As driverless cars and intelligent robots move out of the realms of science fiction, the first international research project to examine the safety of these technologies has been announced.
A £12 million international programme looking at the safety of robotics and autonomous systems (RAS) has been announced by Lloyd's Register Foundation and the University of York - an initiative they say is the first of its kind in the world.
The Assuring Autonomy International Programme (AAIP), based at the University of York, will focus exclusively on "safety and assurance of RAS".
The team behind the initiative said that as RAS technologies expand in a range of industries there is an urgent need to work with industry, regulators and other researchers to address key safety challenges and assess risks.

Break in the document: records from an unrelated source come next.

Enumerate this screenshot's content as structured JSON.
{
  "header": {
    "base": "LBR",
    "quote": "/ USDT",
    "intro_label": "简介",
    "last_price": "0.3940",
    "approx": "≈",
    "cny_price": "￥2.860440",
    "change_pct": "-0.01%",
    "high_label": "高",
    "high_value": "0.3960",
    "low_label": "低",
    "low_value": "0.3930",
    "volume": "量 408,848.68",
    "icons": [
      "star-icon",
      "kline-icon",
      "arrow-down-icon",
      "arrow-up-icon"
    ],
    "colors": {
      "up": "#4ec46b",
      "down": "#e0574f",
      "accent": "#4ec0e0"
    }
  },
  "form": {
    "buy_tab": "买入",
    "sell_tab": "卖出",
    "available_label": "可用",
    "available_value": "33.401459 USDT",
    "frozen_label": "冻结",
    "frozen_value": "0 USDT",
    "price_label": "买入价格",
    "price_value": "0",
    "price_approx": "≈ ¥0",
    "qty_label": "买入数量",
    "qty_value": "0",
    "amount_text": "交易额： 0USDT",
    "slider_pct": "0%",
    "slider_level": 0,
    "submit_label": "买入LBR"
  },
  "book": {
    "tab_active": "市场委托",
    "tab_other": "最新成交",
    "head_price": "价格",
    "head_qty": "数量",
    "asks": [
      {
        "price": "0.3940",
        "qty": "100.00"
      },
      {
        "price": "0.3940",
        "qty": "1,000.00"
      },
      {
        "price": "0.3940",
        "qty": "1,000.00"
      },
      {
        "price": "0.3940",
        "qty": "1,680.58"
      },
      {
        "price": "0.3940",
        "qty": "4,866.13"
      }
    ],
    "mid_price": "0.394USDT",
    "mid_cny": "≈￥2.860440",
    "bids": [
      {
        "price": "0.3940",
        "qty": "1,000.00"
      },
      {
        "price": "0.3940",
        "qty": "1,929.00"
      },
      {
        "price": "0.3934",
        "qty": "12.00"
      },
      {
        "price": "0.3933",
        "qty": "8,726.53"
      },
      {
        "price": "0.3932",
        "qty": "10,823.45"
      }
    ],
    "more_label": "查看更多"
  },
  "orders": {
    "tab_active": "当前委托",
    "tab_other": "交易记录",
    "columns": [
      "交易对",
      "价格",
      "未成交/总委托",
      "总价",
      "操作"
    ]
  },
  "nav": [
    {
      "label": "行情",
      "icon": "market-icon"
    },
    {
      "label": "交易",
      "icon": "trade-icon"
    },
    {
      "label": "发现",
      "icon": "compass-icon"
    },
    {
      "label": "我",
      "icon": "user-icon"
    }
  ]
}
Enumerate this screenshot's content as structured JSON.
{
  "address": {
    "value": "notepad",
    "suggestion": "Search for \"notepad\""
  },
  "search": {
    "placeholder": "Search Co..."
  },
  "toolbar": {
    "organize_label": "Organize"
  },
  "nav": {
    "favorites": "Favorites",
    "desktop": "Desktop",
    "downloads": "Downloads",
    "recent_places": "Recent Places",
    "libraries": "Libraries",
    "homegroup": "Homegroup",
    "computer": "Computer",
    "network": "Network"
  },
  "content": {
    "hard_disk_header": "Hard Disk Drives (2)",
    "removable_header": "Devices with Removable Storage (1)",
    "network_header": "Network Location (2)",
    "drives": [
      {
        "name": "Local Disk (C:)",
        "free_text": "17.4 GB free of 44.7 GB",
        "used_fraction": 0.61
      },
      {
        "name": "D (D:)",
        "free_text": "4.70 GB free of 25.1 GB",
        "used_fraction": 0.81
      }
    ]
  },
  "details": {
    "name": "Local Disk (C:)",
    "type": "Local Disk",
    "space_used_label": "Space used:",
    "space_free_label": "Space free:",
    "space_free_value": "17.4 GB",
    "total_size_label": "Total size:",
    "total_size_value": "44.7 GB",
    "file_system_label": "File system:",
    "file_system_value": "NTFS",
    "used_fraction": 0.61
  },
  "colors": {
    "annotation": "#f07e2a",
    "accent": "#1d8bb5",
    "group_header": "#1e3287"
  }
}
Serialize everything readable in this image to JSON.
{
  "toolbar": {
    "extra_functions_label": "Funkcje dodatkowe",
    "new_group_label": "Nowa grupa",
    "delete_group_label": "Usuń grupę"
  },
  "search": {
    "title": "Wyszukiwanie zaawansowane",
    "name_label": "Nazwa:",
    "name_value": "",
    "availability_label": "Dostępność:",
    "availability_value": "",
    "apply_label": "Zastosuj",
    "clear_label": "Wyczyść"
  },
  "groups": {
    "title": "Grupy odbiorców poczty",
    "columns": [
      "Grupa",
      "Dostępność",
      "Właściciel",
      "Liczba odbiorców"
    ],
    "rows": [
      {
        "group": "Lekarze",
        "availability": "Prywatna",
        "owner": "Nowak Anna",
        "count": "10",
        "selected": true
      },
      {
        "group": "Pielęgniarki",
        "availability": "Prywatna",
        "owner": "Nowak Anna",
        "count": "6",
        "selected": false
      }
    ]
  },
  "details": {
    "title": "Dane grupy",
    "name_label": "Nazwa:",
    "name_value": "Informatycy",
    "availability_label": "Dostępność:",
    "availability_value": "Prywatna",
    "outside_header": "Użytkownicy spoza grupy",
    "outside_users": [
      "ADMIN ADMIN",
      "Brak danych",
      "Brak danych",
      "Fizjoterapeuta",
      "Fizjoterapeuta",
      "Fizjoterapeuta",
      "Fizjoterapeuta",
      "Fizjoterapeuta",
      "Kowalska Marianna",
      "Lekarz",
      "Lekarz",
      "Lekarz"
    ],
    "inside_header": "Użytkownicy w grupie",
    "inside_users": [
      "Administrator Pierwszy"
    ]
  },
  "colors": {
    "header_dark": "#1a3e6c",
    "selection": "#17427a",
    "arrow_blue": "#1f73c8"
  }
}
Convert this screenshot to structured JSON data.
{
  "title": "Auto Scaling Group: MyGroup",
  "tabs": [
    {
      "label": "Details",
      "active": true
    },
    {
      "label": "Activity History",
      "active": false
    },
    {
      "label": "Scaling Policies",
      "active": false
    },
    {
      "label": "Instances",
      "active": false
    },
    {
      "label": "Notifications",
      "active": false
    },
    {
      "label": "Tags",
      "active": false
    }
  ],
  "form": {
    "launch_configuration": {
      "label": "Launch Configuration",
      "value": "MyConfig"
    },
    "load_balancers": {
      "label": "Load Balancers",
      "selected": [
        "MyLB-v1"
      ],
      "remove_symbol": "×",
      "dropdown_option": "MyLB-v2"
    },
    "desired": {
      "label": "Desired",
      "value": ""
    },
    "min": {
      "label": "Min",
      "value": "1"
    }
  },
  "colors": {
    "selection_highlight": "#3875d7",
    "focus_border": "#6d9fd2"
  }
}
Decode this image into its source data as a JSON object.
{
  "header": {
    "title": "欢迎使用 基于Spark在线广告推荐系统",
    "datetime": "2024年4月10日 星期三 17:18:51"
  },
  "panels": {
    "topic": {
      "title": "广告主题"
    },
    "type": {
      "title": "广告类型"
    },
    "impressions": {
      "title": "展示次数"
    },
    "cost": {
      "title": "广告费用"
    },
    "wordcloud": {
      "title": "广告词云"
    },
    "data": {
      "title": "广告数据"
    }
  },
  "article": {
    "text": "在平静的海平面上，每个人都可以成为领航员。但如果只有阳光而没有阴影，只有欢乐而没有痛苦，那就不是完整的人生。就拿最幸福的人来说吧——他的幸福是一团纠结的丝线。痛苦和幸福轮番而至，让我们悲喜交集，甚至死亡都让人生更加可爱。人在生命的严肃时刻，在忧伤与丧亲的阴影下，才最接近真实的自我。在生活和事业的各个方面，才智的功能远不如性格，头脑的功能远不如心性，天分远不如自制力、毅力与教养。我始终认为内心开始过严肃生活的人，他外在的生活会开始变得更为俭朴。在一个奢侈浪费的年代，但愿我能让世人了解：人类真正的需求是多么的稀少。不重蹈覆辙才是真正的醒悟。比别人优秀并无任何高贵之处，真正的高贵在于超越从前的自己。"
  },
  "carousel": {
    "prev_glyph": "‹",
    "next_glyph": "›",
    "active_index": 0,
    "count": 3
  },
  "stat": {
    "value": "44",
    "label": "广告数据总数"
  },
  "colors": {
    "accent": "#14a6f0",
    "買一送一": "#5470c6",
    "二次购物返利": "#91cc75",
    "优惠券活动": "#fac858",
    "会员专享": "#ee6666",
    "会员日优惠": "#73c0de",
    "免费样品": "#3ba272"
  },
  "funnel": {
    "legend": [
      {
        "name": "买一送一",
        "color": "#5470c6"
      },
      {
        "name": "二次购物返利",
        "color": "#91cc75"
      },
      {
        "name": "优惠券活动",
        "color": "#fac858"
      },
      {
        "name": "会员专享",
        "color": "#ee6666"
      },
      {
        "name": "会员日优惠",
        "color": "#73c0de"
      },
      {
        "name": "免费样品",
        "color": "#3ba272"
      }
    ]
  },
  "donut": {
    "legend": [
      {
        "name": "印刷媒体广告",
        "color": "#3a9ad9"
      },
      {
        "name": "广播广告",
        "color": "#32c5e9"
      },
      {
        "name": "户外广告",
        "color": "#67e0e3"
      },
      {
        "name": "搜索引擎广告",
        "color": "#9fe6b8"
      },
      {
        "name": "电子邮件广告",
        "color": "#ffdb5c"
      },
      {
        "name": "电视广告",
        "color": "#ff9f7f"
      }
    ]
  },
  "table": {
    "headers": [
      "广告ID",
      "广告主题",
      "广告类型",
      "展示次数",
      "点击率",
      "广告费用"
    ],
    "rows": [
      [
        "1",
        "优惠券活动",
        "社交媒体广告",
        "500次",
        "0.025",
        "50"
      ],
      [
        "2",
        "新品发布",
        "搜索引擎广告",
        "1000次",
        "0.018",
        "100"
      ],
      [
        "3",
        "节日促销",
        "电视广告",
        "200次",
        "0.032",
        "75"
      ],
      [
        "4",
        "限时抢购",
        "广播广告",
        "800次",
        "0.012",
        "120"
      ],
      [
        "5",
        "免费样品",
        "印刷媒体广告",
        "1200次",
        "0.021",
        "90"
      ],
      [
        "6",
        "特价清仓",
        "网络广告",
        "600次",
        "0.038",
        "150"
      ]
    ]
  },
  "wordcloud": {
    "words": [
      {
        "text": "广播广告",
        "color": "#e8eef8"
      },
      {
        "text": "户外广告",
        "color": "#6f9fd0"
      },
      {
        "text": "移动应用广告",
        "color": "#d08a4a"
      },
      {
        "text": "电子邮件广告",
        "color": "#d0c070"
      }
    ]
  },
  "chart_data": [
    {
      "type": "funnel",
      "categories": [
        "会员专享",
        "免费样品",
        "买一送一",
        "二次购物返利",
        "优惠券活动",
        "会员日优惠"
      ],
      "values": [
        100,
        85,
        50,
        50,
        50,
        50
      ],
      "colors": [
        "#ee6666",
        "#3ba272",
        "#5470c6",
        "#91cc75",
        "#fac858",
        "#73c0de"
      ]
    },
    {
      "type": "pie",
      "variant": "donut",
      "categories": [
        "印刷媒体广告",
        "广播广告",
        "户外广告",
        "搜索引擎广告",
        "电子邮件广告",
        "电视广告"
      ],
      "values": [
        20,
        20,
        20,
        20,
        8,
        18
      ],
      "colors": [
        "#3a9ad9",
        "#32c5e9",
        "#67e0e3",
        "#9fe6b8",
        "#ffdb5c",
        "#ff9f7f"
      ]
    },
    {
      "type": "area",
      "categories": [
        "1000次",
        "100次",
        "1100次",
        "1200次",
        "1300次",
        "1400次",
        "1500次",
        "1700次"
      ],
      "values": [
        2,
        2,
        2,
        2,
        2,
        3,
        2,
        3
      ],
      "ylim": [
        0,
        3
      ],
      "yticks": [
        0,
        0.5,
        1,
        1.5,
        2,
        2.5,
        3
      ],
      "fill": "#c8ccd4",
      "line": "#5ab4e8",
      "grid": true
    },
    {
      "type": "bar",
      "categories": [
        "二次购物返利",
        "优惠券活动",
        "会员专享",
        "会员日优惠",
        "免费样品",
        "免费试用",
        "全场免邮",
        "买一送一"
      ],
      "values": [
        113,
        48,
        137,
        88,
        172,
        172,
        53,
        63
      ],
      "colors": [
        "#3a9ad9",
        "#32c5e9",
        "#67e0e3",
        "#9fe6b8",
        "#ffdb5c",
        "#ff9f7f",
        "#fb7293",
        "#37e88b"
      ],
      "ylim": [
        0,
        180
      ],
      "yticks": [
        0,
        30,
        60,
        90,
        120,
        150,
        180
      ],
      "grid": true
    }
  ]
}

Programme leader Professor John McDermid, a world leader in systems and software safety engineering, said: "The next generation of robotics and autonomous systems holds significant promise and opportunity for commerce and society as a whole.
"But it is essential for all of us that the systems are dependable and safe.
"The University of York is leading this programme, focusing on assurance of RAS so that the benefits can be realised without unacceptable risk."
In 2016, a Lloyd's Register Foundation foresight review of robotics and autonomous systems identified that one of the biggest obstacles to gaining the benefits of RAS was safety assurance and putting the right regulation in place.
Foundation chief executive Professor Richard Clegg said: "Robotics and autonomous systems are going to make a big impact on the sectors we serve as a charity and key to uptake and application is going to be their assurance of safety and regulation.
"That is why establishing this programme with York is so important towards our purpose of working together for a safer world."
The programme, which will run for five years from January, has been funded with a £10 million pledge from Lloyd's Register Foundation together with £2 million from the university.
Kevin Daffey, director of engineering and technology for marine at Rolls-Royce, said his firm was heavily involved in the development of autonomous ships.
He said: "Our advances in intelligence awareness systems and machine learning are already making existing ships safer and more efficient.
"They are also essential in making the widespread global uptake of autonomous ships a reality.
"Equally important is the continued development of robust regulatory frameworks to ensure the highest standards of marine safety and performance alongside public trust of emerging technologies."
He said: "We look forward to working closely with the programme as it works to advance standards, research and training in the safety of autonomous systems."